Evet odun agaçtan parçadır..Ama hayat damarları kurumuşdur..Ne yaparsanız yapın sadece odundur...Kurumuştur...Yeşerme şansı kalmamıştır...İnsanların asalet,kendin Alplerin zirvesinde gösterme merakıda insan olamama odunluğudur..Ne yaparsanız yapın değişmeyecektir.
Elbette burada kullanılan odun veya odunluk kelimesi sadece yeşil olmakla kurumuş olmak arasındaki farkı anlatabilmek için tabir olarak kullanılmıştır...
Okumak bilmem kaç diploma almak mutlaka başarıdır...Asıl ve olması gereken başarı ise insan olabilmektir...Üç on kuruşluk menfaatine dokunulduğunda terbiyeleri kayışlarını kopartıp küfür havuzlarında yarış yapanlar ne kadar okur ve ne kadar kâğıt üzerinde diploma almış olsalar da Allahın huzurunda kurulan mizan da şaşıp kalacaklardır.

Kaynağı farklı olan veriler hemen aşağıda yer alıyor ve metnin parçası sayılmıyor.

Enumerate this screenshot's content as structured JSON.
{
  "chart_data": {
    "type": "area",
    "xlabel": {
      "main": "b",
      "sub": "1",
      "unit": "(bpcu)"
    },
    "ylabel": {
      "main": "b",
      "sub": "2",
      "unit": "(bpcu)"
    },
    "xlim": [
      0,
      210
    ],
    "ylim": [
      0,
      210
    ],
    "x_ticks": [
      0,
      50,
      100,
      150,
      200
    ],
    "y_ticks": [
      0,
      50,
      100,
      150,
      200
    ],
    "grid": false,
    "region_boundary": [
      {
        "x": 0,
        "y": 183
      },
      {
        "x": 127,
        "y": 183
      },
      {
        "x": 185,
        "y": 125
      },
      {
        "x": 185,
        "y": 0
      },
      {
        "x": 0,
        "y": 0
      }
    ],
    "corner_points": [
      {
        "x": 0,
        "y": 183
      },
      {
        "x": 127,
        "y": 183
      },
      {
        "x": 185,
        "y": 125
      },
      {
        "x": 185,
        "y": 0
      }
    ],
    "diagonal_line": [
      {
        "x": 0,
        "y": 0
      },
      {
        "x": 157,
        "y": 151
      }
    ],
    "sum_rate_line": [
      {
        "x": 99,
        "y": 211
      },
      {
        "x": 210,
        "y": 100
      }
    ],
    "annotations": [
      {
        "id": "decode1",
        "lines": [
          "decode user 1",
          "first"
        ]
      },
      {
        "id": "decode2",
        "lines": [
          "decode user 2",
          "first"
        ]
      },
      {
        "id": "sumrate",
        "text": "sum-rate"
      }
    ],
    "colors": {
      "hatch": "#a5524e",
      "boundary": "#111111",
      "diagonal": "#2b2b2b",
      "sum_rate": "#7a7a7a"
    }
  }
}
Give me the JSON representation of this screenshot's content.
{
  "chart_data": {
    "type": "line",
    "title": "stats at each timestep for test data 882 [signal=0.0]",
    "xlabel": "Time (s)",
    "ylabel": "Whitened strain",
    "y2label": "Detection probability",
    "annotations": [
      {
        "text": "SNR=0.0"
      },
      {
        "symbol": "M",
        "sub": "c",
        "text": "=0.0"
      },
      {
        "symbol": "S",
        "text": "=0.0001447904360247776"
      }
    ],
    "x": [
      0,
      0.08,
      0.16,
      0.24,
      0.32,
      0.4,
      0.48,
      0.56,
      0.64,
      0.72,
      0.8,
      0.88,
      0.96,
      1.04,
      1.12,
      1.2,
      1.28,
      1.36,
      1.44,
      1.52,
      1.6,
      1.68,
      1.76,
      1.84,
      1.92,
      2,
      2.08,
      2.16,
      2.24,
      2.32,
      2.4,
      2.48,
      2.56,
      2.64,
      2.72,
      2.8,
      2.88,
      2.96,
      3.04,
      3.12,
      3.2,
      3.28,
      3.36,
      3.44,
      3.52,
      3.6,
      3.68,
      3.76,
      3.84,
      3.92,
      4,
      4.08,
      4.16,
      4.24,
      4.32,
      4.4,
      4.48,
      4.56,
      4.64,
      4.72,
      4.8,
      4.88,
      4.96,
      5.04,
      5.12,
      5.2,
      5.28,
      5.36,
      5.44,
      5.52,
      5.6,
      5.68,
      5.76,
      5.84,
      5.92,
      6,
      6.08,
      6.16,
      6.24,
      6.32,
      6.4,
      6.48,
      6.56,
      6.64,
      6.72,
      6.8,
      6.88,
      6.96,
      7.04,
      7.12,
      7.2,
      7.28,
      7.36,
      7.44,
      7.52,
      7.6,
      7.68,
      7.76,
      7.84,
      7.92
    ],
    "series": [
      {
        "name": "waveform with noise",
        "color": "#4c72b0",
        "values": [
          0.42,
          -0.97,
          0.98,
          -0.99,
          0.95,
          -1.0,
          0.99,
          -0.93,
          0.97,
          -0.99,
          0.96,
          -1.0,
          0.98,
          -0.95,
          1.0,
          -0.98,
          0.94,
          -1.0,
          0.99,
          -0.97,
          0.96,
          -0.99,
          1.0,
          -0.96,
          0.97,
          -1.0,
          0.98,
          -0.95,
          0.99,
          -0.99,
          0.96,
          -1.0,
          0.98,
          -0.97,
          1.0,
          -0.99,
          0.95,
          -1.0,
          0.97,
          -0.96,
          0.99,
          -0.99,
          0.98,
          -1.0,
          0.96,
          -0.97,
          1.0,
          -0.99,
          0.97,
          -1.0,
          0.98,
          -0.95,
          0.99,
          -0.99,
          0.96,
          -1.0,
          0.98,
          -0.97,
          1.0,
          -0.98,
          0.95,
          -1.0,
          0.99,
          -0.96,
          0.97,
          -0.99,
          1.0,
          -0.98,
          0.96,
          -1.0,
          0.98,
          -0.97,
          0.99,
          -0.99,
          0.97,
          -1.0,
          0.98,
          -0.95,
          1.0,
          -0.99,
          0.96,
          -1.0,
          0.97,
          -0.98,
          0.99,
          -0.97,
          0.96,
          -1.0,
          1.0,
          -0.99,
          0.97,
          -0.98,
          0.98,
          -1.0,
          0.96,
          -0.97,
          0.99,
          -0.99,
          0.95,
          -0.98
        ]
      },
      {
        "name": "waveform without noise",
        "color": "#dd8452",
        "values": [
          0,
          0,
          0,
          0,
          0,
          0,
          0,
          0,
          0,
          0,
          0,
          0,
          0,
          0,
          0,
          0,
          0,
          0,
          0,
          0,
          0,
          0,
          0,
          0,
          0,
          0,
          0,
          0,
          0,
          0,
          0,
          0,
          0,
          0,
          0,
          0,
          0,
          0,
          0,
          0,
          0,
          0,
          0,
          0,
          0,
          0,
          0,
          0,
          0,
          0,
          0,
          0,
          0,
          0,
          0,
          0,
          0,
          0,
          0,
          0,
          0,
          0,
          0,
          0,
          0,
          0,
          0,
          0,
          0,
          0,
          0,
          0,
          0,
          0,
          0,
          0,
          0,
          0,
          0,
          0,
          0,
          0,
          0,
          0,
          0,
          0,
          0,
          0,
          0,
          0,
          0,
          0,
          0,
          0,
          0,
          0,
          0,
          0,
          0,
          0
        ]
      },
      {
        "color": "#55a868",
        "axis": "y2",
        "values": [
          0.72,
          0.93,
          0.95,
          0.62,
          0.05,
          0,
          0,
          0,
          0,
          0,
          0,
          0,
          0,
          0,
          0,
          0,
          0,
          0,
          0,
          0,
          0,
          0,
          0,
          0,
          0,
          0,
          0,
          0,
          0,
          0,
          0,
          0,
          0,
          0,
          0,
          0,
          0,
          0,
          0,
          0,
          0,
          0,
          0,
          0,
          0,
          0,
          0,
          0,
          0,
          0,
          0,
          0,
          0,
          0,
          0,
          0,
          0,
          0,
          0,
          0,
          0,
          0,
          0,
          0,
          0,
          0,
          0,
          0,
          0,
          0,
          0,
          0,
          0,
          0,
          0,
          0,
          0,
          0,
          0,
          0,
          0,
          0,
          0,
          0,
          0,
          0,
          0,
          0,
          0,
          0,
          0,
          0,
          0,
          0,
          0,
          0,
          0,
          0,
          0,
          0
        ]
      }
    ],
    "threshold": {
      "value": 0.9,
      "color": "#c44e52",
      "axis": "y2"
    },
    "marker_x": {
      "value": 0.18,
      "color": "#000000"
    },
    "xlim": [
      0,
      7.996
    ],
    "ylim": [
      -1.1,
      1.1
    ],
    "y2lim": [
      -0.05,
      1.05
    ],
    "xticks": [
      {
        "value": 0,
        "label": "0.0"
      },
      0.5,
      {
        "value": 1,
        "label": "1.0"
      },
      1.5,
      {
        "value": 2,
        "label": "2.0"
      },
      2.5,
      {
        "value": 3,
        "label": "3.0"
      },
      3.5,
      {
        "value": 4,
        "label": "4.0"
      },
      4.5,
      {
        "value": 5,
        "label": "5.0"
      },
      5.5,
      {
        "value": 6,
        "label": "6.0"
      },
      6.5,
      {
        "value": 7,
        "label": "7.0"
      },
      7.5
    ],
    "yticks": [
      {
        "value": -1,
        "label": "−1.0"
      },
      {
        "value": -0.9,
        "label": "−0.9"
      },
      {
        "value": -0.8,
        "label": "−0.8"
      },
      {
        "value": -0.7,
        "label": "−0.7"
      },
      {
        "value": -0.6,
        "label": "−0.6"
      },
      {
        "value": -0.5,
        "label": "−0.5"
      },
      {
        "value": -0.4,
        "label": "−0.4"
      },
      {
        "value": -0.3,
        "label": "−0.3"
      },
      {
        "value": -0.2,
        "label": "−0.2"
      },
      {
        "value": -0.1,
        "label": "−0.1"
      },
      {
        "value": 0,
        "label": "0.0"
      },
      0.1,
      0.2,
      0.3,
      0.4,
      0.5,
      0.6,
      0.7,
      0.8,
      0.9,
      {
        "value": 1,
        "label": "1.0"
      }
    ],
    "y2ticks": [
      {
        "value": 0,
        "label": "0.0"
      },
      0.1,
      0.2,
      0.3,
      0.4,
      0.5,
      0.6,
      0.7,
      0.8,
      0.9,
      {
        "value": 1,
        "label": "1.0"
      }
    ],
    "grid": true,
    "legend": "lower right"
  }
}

Çünkü;İnsanı ve insan olabilme olgusunu dünyasal zeka ve duygusal zekanın hayat denen imtihanda birleşik olarak kullanılması kurtaracaktır.
İnsan duygusal zekayı yok sayıp, IQ dedikleri dünyasal zekayı sürekli kullanmaya başlarsa bir gün ne olduğunu unutup eziyet ve de hırs makinasına dönüşecektir...
İşte tam bu noktada artık yaratılmış olduğunu hatırlamak ve kabullenmek zorundadır.Ki birçokları sohbet ederken dahi kendisini bulunmaz nadir parçalar edasında sunmaya çalışır..
Halbuki kainatı Yaradan Yüce Rabbimiz çok net bir şekilde buyuruyor ki; -"Sizi sadece boş yere yarattığımızı ve sizin hakikaten huzurumuza geri getirilmeyeceğinizi mi sandınız?" (Mü’minûn Suresi 23/115)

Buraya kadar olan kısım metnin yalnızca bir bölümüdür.